At-large Councilwoman Annise Parker reluctantly backs the resolution, reasoning that "the president has not made a case for a preemptive strike, and I believe we need to allow United Nations inspectors to do their job."
Ms. Parker is a perfect example of the problems at City Hall: the inability to set priorities. People we respect hold Ms. Parker in high esteem as a member of council, and she may be a whiz at municipal government. But that doesn't make her an expert on foreign affairs, and one would think she might concentrate on the job she was actually elected to do. So if she can't even set THAT priority for HERSELF, why are term limits to blame?
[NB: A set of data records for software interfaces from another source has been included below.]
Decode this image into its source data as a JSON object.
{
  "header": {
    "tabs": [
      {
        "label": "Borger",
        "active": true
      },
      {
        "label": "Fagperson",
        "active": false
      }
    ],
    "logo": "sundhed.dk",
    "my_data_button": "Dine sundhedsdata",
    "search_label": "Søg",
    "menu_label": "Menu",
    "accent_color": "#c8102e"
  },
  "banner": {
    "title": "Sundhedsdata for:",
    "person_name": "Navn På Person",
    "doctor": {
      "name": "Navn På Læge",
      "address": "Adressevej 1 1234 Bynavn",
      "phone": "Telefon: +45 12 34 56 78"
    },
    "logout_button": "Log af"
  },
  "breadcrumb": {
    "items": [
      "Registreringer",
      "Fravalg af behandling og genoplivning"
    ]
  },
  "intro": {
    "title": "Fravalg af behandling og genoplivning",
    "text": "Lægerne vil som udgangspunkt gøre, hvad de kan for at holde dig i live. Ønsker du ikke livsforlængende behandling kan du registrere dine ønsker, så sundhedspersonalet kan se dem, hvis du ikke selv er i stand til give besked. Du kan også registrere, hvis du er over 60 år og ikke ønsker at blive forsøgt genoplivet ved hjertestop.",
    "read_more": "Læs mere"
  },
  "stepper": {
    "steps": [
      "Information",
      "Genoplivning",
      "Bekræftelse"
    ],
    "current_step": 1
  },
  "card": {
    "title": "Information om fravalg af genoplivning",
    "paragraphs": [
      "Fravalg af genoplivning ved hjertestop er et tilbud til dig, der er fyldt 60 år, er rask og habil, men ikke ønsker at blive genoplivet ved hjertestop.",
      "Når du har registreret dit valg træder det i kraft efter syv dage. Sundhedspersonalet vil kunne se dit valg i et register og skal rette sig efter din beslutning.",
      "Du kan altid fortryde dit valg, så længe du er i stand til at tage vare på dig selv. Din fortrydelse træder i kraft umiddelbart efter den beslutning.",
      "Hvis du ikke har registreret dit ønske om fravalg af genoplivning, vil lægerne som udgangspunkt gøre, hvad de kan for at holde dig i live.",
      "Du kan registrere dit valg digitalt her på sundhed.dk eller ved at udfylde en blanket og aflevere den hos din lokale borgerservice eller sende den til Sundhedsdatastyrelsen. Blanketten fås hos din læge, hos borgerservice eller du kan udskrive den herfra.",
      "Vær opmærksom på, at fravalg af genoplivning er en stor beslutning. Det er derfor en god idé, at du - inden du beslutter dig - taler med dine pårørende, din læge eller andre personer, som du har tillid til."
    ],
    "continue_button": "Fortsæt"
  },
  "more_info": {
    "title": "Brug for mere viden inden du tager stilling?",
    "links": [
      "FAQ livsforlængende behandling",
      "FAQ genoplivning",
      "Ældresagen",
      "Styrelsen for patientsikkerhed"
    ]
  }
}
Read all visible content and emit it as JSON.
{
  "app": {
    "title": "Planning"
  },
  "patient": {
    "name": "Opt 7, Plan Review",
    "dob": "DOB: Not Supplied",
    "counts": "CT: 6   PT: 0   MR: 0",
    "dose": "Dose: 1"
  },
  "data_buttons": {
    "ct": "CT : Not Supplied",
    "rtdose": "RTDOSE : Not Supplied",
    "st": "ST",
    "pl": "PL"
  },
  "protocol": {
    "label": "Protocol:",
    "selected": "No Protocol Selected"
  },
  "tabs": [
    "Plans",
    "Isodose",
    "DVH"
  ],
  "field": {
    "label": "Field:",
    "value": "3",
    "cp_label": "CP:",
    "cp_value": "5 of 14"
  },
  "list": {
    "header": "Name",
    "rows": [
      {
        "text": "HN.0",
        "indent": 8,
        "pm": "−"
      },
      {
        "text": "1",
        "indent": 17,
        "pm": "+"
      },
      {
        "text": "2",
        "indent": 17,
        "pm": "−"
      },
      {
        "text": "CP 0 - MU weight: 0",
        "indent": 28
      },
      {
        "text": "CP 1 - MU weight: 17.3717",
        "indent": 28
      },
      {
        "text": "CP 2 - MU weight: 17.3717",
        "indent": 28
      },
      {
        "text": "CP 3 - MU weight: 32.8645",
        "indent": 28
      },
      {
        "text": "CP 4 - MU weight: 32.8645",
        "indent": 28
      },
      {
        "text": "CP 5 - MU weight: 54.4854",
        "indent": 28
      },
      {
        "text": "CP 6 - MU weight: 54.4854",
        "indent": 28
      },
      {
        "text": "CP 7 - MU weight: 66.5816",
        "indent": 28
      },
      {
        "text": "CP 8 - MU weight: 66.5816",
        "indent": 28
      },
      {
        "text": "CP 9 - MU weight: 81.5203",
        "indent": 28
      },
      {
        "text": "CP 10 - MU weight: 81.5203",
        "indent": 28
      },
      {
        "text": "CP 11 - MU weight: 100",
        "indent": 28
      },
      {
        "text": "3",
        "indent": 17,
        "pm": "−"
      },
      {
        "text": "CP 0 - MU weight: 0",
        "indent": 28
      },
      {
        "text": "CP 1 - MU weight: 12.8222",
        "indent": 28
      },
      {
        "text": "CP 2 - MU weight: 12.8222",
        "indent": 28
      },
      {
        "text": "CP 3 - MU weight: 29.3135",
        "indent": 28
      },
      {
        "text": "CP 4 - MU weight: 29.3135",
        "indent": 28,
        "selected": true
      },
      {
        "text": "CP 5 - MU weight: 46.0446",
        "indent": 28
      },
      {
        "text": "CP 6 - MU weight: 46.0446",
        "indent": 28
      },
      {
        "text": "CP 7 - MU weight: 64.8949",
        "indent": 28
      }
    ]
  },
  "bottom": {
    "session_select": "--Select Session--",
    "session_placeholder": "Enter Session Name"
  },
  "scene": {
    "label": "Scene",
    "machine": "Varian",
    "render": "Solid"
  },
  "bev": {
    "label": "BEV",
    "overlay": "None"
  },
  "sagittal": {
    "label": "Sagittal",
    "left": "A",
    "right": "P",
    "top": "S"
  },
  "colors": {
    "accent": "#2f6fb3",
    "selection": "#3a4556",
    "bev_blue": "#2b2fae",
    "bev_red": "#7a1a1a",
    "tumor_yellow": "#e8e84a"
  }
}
Let's get real. Term limits have nothing to do with this city's inability to operate under a budget. The city did just fine under the last mayor and a variety of council members who came and went during his time. We managed to have streets that weren't crumbling, decent police and fire protection, and a positive image under Bob Lanier. No, this problem is of recent vintage, and correlates nicely with the candidate the Comical repeatedly endorsed for Mayor, Lee Brown.

Although he made liberals in the city hysterical, Orlando Sanchez was absolutely correct during the last mayoral campaign when he identified this administration's inability to set priorities. The ongoing budget mess is a perfect example, and it has nothing to do with term limits. If that makes me one of those "critics" the Comical names, then so be it.